The Supreme Court of the United States announced decisions in three cases today:

Alice Corporation Pty. Ltd. v. CLS Bank International, No. 13-298: Petitioner Alice Corporation is the assignee of patents disclosing a scheme for mitigating “settlement risk” in financial transactions—the risk that only one party to an agreed-upon exchange will satisfy its obligation. Respondents, who operate a global network that facilitates currency transactions, sued Alice Corporation, contending the patent claims were invalid. Concluding the claims were directed to an abstract idea, the district court held them ineligible for protection under 35 U.S.C. §101, and the en banc Federal Circuit affirmed. Today the Supreme Court unanimously affirmed the decision of the Federal Circuit. The Court determined that the patent claims at issue “are drawn to the concept of intermediated settlement,” which is a “fundamental economic practice long prevalent in our system of commerce.” Relying on its decision in Bilski v. Kappos, 561 U.S. 593 (2010), which invalidated claims directed to financial hedging, the Court explained that “intermediated settlement, like hedging, is an ‘abstract idea’ beyond the scope of §101.”

The Court's decision is available here.

United States v. Clarke, No. 13-301: The IRS issued summonses to Respondents seeking information relevant to the tax obligations of a partnership with which Respondents were affiliated. Respondents failed to comply, and the IRS brought an enforcement action in district court. Questioning the IRS’s motives in issuing the summonses, Respondents sought to question the responsible agents. The district court denied the request and ordered the summonses enforced. The Eleventh Circuit reversed, holding that Respondents were entitled to question the agents regardless of whether they had presented any factual support for their claims. Today the Supreme Court unanimously reversed, holding that as part of an adversarial proceeding concerning the validity of a summons, a taxpayer is entitled to examine an IRS agent when the taxpayer can point to specific facts or circumstances plausibly raising an inference of bad faith.

The Court's decision is available here.

Lane v. Franks, No. 13-483: Petitioner Edward Lane was Director of a program for underprivileged youth operated by Central Alabama Community College (“CACC”). While conducting an audit of the program, he discovered misfeasance by Suzanne Schmitz, an Alabama State Representative who was on the program payroll. Lane terminated Schmitz’s employment and later testified under subpoena in a federal investigation regarding the events that led to her termination. Lane’s own employment was later terminated by Respondent Franks, CACC’s president, ostensibly in an effort to cure budget shortfalls. Lane sued Franks under 42 U.S.C. §1983, alleging Franks violated the First Amendment by firing him in retaliation for testifying against Schmitz. The district court granted Franks’s motion for summary judgment and the Eleventh Circuit affirmed, holding that Lane’s testimony was not entitled to First Amendment protection because he had spoken in his capacity as an employee and not as a citizen. Acting unanimously, the Supreme Court today reversed in part and affirmed in part, holding that Lane was entitled to First Amendment protection insofar as he had testified outside the course of his ordinary job responsibilities, but that Franks was entitled to qualified immunity with respect to the claims against him in his individual capacity.

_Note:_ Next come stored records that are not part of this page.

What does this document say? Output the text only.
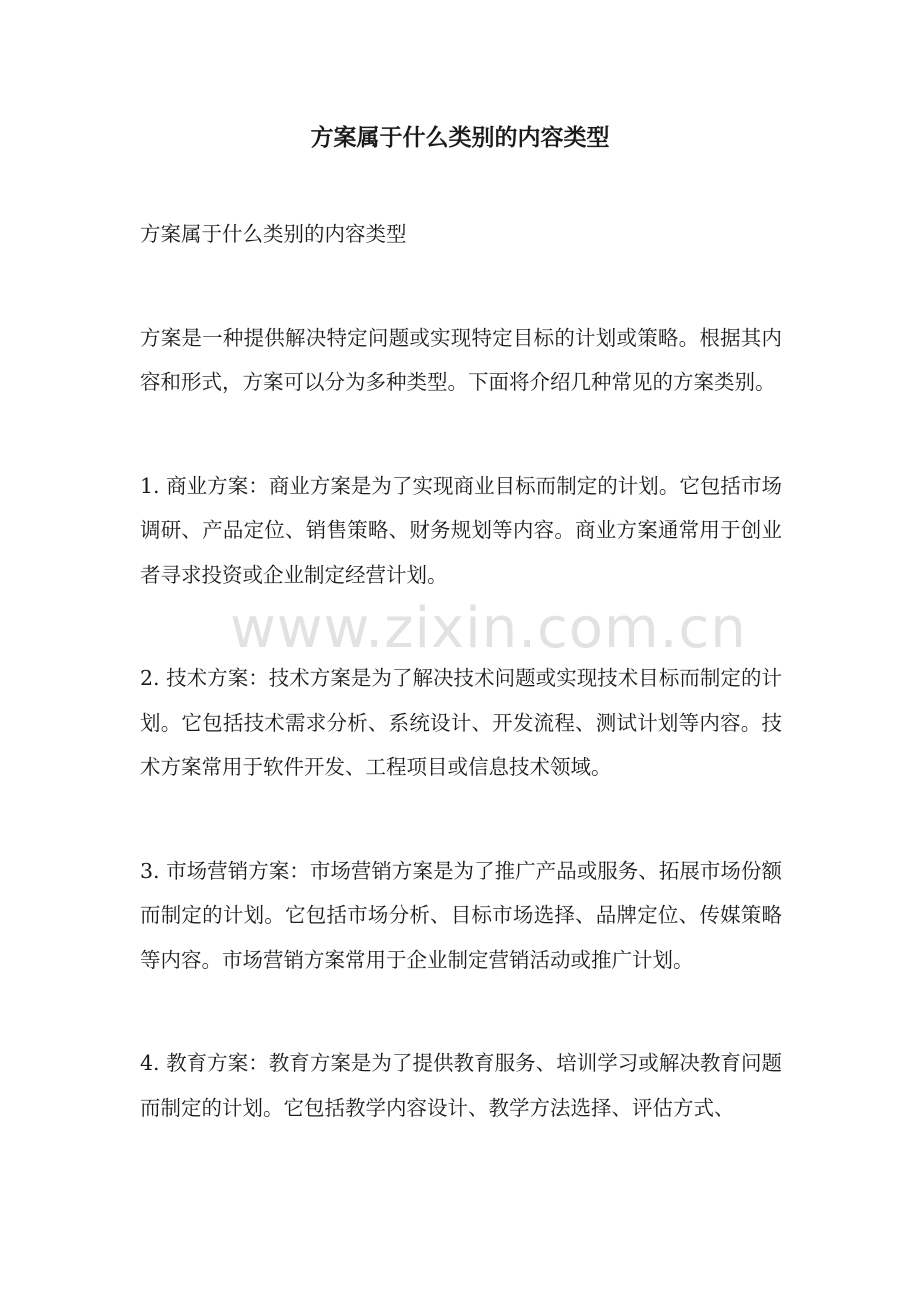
方案属于什么类别的内容类型

方案属于什么类别的内容类型

方案是一种提供解决特定问题或实现特定目标的计划或策略。根据其内容和形式，方案可以分为多种类型。下面将介绍几种常见的方案类别。

1. 商业方案：商业方案是为了实现商业目标而制定的计划。它包括市场调研、产品定位、销售策略、财务规划等内容。商业方案通常用于创业者寻求投资或企业制定经营计划。

2. 技术方案：技术方案是为了解决技术问题或实现技术目标而制定的计划。它包括技术需求分析、系统设计、开发流程、测试计划等内容。技术方案常用于软件开发、工程项目或信息技术领域。

3. 市场营销方案：市场营销方案是为了推广产品或服务、拓展市场份额而制定的计划。它包括市场分析、目标市场选择、品牌定位、传媒策略等内容。市场营销方案常用于企业制定营销活动或推广计划。

4. 教育方案：教育方案是为了提供教育服务、培训学习或解决教育问题而制定的计划。它包括教学内容设计、教学方法选择、评估方式、

www.zixin.com.cn
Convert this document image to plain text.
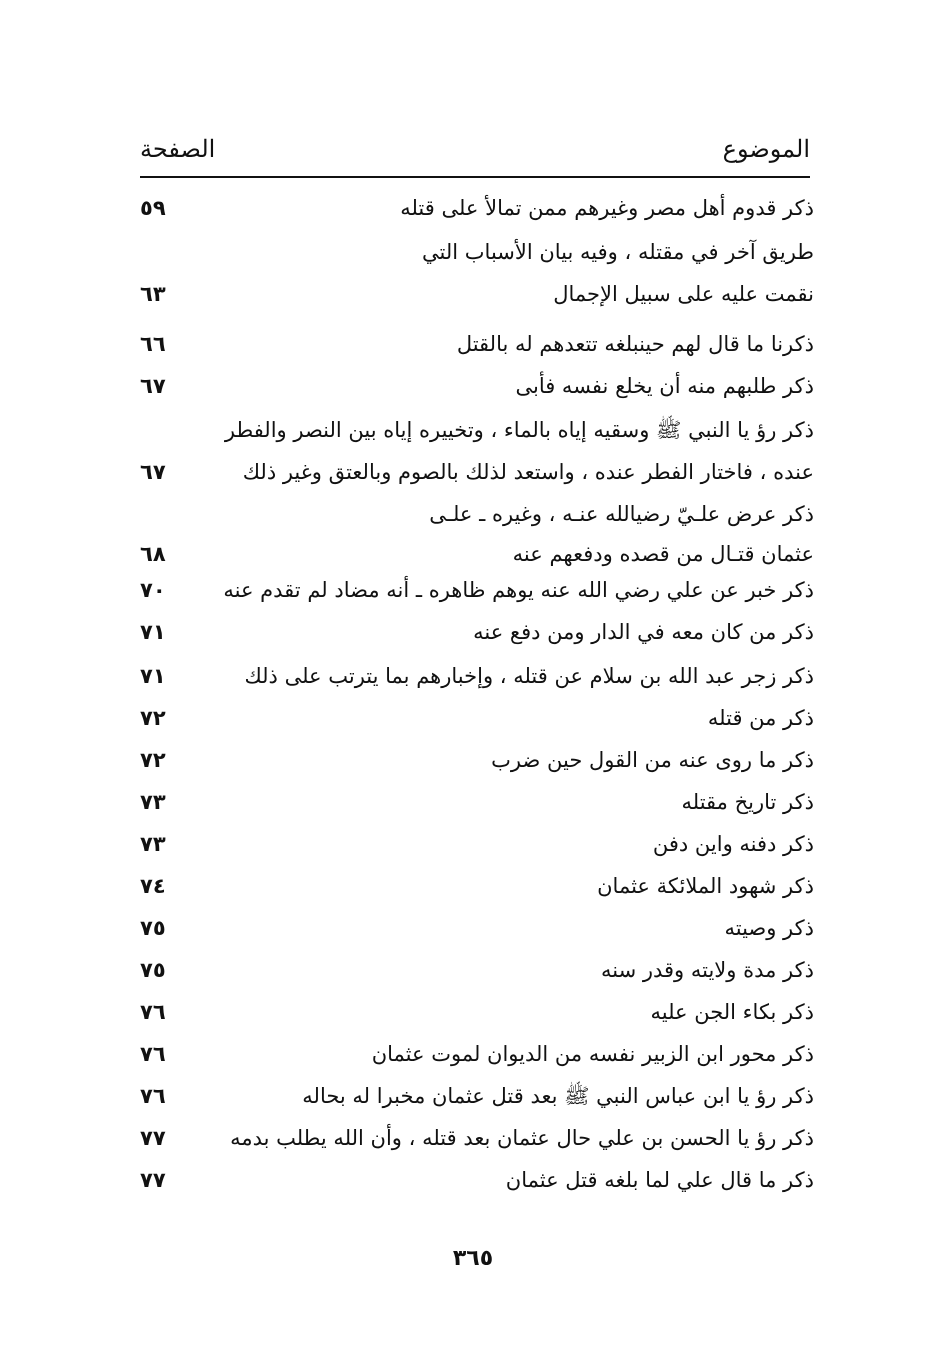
الموضوع
الصفحة
ذكر قدوم أهل مصر وغيرهم ممن تمالأ على قتله
٥٩
طريق آخر في مقتله ، وفيه بيان الأسباب التي
نقمت عليه على سبيل الإجمال
٦٣
ذكرنا ما قال لهم حينبلغه تتعدهم له بالقتل
٦٦
ذكر طلبهم منه أن يخلع نفسه فأبى
٦٧
ذكر رؤ يا النبي ﷺ وسقيه إياه بالماء ، وتخييره إياه بين النصر والفطر
عنده ، فاختار الفطر عنده ، واستعد لذلك بالصوم وبالعتق وغير ذلك
٦٧
ذكر عرض علـيّ رضيالله عنـه ، وغيره ـ علـى
عثمان قتـال من قصده ودفعهم عنه
٦٨
ذكر خبر عن علي رضي الله عنه يوهم ظاهره ـ أنه مضاد لم تقدم عنه
٧٠
ذكر من كان معه في الدار ومن دفع عنه
٧١
ذكر زجر عبد الله بن سلام عن قتله ، وإخبارهم بما يترتب على ذلك
٧١
ذكر من قتله
٧٢
ذكر ما روى عنه من القول حين ضرب
٧٢
ذكر تاريخ مقتله
٧٣
ذكر دفنه واين دفن
٧٣
ذكر شهود الملائكة عثمان
٧٤
ذكر وصيته
٧٥
ذكر مدة ولايته وقدر سنه
٧٥
ذكر بكاء الجن عليه
٧٦
ذكر محور ابن الزبير نفسه من الديوان لموت عثمان
٧٦
ذكر رؤ يا ابن عباس النبي ﷺ بعد قتل عثمان مخبرا له بحاله
٧٦
ذكر رؤ يا الحسن بن علي حال عثمان بعد قتله ، وأن الله يطلب بدمه
٧٧
ذكر ما قال علي لما بلغه قتل عثمان
٧٧
٣٦٥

The Court's decision is available here.

On June 16, 2014, the Court granted certiorari in the following cases:

Elonis v. United States, No. 13-983: Does conviction of threatening another person require proof of the defendant’s subjective intent to threaten, as required by the Ninth Circuit and supreme courts of Massachusetts, Rhode Island, and Vermont; or is it enough to show that a “reasonable person” would regard the statement as threatening, as held by other federal courts of appeals and state courts of last resort?

Perez v. Mortgage Bankers Association, Nickols v. Mortgage Bankers Association, Nos. 13-1041, 13-1052 (consolidated): Must a federal agency engage in notice-and-comment rulemaking before it can significantly alter an interpretive rule that articulates an interpretation of an agency regulation?